Utilities Seek AB 32 Costs Covered for Electric Transportation

By Published On: August 8, 2008

Utilities told the California Air Resources Board that a draft plan to cut greenhouse gases in part by using more electricity to run transportation can be effective, but that utilities would need to recover their costs for providing the additional power. They also face the need to control potential greenhouse gas increases in their own operations. The Air Board, wrote Michael Murray, Sempra Energy environmental policy director, recognizes that electrifying transportation can provide a net reduction in greenhouse gas emissions, but also shift some emissions from vehicles to the power industry. The industry then would face additional costs to control the emissions from power generation. Utilities urged the Air Board to recognize the potential for some increased emissions at power plants and the need for the industry to recoup its costs. Southern California Edison noted numerous opportunities to electrify transportation, including cars, ships docked at port, big rigs parked at truck stops, forklifts in warehouses, and trains.
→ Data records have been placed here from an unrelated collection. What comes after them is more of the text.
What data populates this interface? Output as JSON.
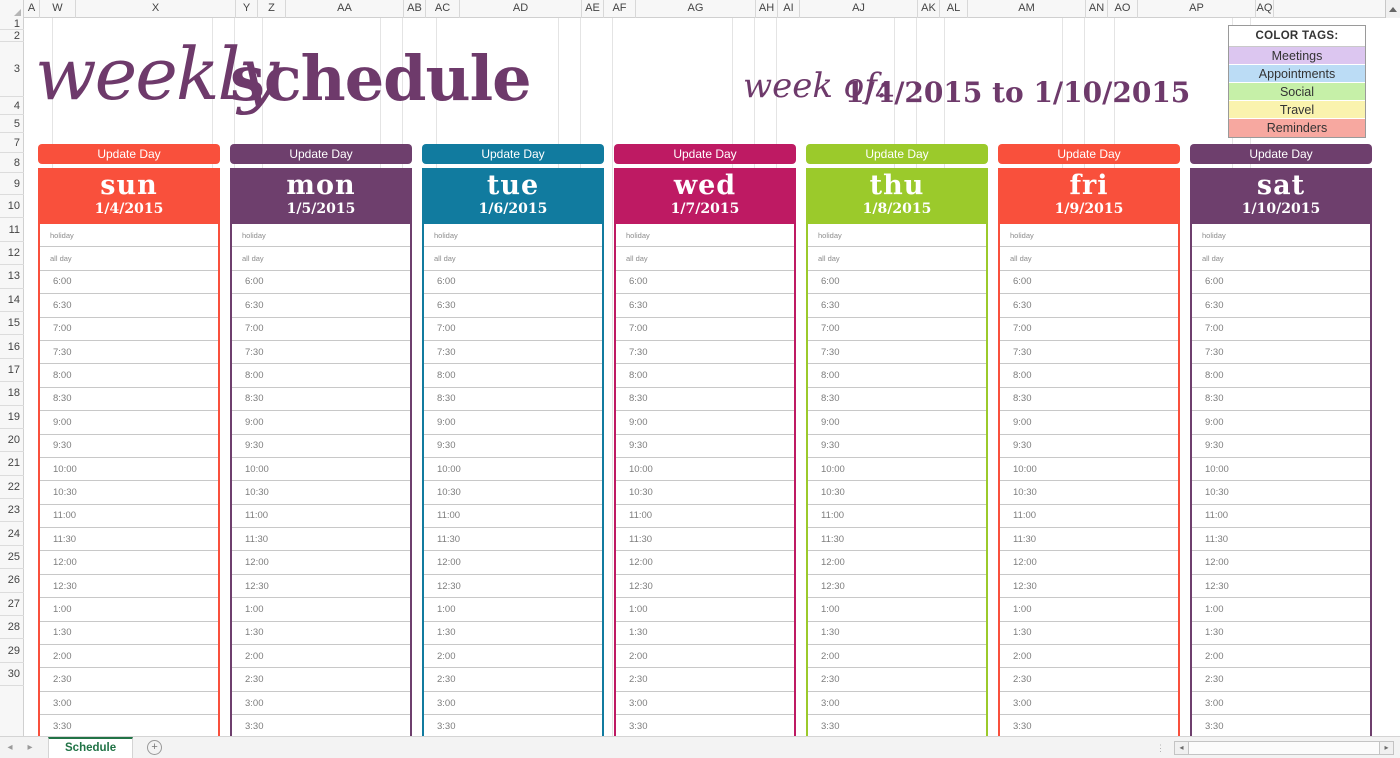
{
  "spreadsheet": {
    "column_headers": [
      "A",
      "W",
      "X",
      "Y",
      "Z",
      "AA",
      "AB",
      "AC",
      "AD",
      "AE",
      "AF",
      "AG",
      "AH",
      "AI",
      "AJ",
      "AK",
      "AL",
      "AM",
      "AN",
      "AO",
      "AP",
      "AQ"
    ],
    "row_headers": [
      "1",
      "2",
      "3",
      "4",
      "5",
      "7",
      "8",
      "9",
      "10",
      "11",
      "12",
      "13",
      "14",
      "15",
      "16",
      "17",
      "18",
      "19",
      "20",
      "21",
      "22",
      "23",
      "24",
      "25",
      "26",
      "27",
      "28",
      "29",
      "30"
    ],
    "sheet_tab": "Schedule",
    "add_sheet_label": "+",
    "nav_prev": "◂",
    "nav_next": "▸",
    "scroll_left": "◂",
    "scroll_right": "▸",
    "scroll_up": "▴"
  },
  "banner": {
    "title_script": "weekly",
    "title_bold": "schedule",
    "weekof_label": "week of:",
    "weekof_value": "1/4/2015 to 1/10/2015",
    "brand_purple": "#6E3A6B"
  },
  "legend": {
    "title": "COLOR TAGS:",
    "items": [
      {
        "label": "Meetings",
        "color": "#DCC6F0"
      },
      {
        "label": "Appointments",
        "color": "#BBDCF5"
      },
      {
        "label": "Social",
        "color": "#C6F0A8"
      },
      {
        "label": "Travel",
        "color": "#FAF3AE"
      },
      {
        "label": "Reminders",
        "color": "#F7A8A0"
      }
    ]
  },
  "schedule": {
    "update_day_label": "Update Day",
    "meta_rows": [
      "holiday",
      "all day"
    ],
    "time_slots": [
      "6:00",
      "6:30",
      "7:00",
      "7:30",
      "8:00",
      "8:30",
      "9:00",
      "9:30",
      "10:00",
      "10:30",
      "11:00",
      "11:30",
      "12:00",
      "12:30",
      "1:00",
      "1:30",
      "2:00",
      "2:30",
      "3:00",
      "3:30"
    ],
    "days": [
      {
        "name": "sun",
        "date": "1/4/2015",
        "color": "#F9503C"
      },
      {
        "name": "mon",
        "date": "1/5/2015",
        "color": "#6E3F6D"
      },
      {
        "name": "tue",
        "date": "1/6/2015",
        "color": "#117B9F"
      },
      {
        "name": "wed",
        "date": "1/7/2015",
        "color": "#BE1A63"
      },
      {
        "name": "thu",
        "date": "1/8/2015",
        "color": "#9BCA2B"
      },
      {
        "name": "fri",
        "date": "1/9/2015",
        "color": "#F9503C"
      },
      {
        "name": "sat",
        "date": "1/10/2015",
        "color": "#6E3F6D"
      }
    ]
  }
}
However, Edison said CARB’s plan for carrying out the state’s climate protection law, AB 32, falls short in seizing on this wide range of options, instead narrowly focusing just on plugging in ships and a limited role for electric cars. Edison suggested that the plan should be broadened to specify a bigger role for electric transportation and should outline a way for utilities to be “ideally compensated so as to have incentive to encourage electrification.”